Lewis Silkin's comment here was aimed specifically at the production of development plans. However, what is striking is the way in which Lewis Silkin, in talking about the development plan production system, hit the nail very hard on the head when he spoke of the adequately resourced local authority. This is a fundamental point which applies across the entirety of the planning regime, from forward planning to consenting, enforcement to heritage management, and Lewis Silkin's comment is remarkably prescient, with far wider application than originally envisaged.
It is local planning authorities’ forever diminishing resources which leads to the planning system being slower and less proactive and reactive than it should be. The many changes to both the primary and secondary legislation, combined with inadequately considered public statements and tweaking of policy, has led to a system that is undoubtedly complex, but planning authorities cannot be expected to operate efficiently if they are under resourced, irrespective of the nuts and bolts of the law and policy which they must apply and within whose scope they must work.
Lewis Silkin introduced the Bill's second reading in 1947, saying that it would "begin a new era in the life of this country, an era in which human happiness, beauty and culture will play a greater part in its social and economic life than they have done before." It seems that these basic principles, so eloquently put by Lewis Silkin in 1947, are needed as much today, if not more so, in the face of the rapid and significant change in all quarters – economic, social, technical and environmental.
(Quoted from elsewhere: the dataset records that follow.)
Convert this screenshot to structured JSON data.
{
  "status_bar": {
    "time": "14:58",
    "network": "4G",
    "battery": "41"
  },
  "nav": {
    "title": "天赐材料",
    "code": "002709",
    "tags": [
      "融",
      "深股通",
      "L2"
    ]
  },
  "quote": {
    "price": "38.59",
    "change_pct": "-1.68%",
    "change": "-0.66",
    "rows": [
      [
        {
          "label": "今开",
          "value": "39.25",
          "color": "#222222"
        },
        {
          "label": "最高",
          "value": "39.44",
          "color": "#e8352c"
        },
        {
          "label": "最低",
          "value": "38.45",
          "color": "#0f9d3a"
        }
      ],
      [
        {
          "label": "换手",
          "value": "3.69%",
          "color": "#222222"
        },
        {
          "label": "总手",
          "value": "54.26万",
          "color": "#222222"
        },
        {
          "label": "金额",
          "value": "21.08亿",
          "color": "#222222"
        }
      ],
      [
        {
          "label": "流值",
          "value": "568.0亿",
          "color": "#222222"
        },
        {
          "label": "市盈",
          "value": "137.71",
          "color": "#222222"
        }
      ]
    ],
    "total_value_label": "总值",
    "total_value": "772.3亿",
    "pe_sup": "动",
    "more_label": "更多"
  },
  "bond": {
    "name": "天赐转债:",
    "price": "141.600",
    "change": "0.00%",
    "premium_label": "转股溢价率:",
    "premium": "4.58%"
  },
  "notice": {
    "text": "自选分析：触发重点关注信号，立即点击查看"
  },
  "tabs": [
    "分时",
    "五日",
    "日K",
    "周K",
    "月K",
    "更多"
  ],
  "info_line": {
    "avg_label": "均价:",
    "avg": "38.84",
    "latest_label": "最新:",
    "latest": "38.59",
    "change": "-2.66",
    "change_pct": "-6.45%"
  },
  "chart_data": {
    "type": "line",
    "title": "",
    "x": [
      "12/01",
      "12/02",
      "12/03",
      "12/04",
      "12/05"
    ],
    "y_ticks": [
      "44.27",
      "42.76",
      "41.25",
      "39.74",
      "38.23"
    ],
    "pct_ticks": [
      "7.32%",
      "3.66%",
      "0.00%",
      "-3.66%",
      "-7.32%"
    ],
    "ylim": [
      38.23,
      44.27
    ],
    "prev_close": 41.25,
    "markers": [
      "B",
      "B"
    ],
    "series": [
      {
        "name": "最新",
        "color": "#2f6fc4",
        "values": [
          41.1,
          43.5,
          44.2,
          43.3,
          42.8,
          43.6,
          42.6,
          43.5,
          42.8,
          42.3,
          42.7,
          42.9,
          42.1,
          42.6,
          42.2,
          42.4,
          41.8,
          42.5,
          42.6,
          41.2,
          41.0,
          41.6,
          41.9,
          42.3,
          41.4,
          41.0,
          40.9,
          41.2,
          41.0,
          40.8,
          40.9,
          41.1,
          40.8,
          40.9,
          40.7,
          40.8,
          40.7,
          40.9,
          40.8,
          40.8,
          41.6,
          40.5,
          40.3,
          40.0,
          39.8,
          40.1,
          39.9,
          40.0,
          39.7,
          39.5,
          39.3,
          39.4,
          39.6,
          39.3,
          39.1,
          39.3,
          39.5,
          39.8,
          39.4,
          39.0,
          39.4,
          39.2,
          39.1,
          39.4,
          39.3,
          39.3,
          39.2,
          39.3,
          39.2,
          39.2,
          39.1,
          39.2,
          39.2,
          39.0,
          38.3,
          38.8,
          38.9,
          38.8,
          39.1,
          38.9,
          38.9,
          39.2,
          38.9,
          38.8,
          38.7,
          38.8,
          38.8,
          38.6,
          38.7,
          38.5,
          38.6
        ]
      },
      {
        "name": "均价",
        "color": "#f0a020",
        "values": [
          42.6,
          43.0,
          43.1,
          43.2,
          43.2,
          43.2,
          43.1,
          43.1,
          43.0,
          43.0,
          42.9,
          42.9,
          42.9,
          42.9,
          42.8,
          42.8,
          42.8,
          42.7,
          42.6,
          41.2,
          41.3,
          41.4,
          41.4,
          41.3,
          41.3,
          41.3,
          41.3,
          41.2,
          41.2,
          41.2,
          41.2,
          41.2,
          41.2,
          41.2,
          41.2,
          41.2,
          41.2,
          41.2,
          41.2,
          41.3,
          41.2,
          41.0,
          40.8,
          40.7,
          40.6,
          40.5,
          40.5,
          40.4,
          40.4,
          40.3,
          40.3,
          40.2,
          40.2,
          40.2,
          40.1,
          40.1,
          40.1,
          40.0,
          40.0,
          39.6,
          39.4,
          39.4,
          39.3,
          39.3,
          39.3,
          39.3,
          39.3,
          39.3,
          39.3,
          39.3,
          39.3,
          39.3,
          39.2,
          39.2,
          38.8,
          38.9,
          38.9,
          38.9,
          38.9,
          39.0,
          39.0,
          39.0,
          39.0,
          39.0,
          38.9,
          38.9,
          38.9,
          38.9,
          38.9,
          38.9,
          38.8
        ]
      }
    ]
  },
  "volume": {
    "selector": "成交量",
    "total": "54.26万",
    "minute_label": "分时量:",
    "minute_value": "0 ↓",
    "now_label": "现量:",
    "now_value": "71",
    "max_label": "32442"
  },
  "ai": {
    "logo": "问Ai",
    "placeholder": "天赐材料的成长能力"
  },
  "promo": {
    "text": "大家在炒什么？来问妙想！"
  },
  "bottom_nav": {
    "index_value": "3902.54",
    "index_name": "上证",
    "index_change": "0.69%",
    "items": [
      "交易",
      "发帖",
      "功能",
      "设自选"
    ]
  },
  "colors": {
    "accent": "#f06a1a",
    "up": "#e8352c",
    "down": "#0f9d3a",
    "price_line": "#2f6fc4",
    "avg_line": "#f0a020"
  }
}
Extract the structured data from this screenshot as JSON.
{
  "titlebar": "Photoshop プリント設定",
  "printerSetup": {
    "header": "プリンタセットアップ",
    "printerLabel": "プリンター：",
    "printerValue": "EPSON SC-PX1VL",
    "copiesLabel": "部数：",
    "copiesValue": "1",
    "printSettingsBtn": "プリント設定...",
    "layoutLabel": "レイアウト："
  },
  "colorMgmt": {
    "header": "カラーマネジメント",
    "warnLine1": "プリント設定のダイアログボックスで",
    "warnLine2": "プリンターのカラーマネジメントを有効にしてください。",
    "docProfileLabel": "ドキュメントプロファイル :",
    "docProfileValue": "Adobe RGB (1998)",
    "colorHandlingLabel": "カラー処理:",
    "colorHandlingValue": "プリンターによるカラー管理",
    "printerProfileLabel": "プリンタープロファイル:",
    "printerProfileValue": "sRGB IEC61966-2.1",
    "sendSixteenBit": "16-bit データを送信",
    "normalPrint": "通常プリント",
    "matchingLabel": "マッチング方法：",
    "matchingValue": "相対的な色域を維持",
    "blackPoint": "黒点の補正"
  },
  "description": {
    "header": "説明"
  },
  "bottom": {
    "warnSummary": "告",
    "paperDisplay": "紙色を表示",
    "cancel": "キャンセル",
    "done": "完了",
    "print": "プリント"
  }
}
It is only right that Lewis Silkin's achievement in promoting and securing the enactment of the 1947 Act, upon which our current planning regime still rests, should be recognised and celebrated on this its 70th anniversary. We at the law firm which bears Lewis Silkin’s name are proud to continue the tradition of supporting clients through the often complex planning regime with (we hope) the clarity and pragmatism which our founding father so wished the system would express.